Correct. However, last time I checked enterprise customers are moving to metered billing. GitHub also decided to so. So it seems the subsidy is coming to an end? I don't know.

p0w3n3d 32 minutes ago | parent | prev | next [-]

yeah, classic conflict of interest.

However nobody is agreeing with that, that's how it's done, and move faster faster, because of goldrush! faster!@@@!

vineyardmike 9 hours ago | parent | prev | next [-]

This is why the subscriptions are important. When the usage is (vaguely) unmetered, the provider has an incentive to make usage cheap on marginal use.

It aligns the incentives for faster, cheaper, terse and more reliable models, because the model providers pay the wasted tokens and electricity costs.

jdiff 8 hours ago | parent [-]

That would seem to misalign the incentives in the opposite direction. Cut corners, reduce costs by any means necessary even to the detriment of performance. One of the most common comments I see here on the release of a new Anthropic model is that everyone better enjoy the 48 hours of access to an un-nerfed model before the cost cutting sets in.

Grimburger 8 hours ago | parent | prev | next [-]

> adding a 100k tokens is not a big deal

Did you mean 100 billion tokens because 100k isn't a big deal at all?

serf 8 hours ago | parent | prev | next [-]

>I am still baffled by the fact that we have collectively agreed to use agentic harnesses by the same companies that are selling access to their APIs.

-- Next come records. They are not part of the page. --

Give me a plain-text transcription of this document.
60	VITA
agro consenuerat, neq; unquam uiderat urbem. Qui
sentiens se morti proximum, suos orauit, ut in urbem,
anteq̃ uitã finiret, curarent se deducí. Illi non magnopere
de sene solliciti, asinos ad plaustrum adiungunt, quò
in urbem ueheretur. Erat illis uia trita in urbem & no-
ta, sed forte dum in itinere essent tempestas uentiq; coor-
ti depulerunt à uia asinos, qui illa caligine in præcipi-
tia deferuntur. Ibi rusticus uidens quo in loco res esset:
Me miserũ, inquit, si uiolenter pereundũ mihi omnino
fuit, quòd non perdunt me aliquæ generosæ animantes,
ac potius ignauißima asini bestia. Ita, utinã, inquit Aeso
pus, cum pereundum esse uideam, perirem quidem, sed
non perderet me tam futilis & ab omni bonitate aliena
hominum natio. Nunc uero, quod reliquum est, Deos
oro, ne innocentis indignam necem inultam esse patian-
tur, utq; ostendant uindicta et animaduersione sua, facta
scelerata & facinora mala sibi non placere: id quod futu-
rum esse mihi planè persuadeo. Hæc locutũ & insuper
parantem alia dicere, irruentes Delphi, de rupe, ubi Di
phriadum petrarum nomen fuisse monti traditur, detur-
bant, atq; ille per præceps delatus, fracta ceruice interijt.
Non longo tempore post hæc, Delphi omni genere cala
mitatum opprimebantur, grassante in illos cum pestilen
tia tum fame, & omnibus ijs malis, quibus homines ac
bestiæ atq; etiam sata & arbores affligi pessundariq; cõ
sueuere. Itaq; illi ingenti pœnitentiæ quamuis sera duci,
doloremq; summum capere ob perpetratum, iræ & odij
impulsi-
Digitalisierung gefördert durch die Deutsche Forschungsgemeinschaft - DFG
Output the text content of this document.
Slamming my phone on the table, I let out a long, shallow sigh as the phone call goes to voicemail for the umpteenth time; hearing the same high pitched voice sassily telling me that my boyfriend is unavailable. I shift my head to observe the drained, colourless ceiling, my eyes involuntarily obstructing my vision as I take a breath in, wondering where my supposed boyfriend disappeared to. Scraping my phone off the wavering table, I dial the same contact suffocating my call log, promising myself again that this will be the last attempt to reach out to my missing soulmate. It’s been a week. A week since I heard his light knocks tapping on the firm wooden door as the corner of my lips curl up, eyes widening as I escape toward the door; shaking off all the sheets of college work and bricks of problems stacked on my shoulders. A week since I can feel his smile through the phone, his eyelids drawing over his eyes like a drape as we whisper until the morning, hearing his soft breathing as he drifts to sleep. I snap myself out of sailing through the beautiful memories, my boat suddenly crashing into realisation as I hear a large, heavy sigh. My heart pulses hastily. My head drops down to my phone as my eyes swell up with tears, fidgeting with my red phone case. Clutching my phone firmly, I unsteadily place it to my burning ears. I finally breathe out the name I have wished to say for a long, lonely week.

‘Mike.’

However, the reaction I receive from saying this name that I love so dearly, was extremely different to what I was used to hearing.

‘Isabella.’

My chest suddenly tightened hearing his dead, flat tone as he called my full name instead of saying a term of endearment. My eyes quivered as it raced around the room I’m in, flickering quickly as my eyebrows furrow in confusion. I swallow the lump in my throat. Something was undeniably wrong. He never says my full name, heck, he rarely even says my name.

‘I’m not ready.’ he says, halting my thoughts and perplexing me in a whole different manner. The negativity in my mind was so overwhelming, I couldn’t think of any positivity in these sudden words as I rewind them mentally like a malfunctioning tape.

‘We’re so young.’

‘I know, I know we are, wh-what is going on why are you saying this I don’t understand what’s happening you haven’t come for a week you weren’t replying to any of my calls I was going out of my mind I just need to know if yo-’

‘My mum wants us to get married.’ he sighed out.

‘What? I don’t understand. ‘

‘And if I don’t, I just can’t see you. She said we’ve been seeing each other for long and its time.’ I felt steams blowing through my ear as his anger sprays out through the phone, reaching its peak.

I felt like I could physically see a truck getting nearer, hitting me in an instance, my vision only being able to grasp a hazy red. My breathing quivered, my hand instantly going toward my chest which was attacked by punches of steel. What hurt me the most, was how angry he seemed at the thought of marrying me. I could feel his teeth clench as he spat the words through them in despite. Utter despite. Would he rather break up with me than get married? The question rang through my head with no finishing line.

the best performing and capable ones are all the ones that aren't tied to a specific api.

charcircuit 2 hours ago | parent | prev | next [-]

It makes perfect sense to me for an AI system to be vertically owned that way you can do vertical optimization.

ikiris 8 hours ago | parent | prev | next [-]

no, they have incentive to charge as much as they want, butt they have massive costs / capacity constraints per token, if anything they have a major incentive to reduce them because they literally cannot meet demand.

varispeed 9 hours ago | parent | prev [-]

They also have incentive to nerf models occasionally, so they rarely one shot the task and more often they do it wrong and then you have to spend on tokens to correct it. Bonus points if model suddenly goes completely dumb then you have to start the session over.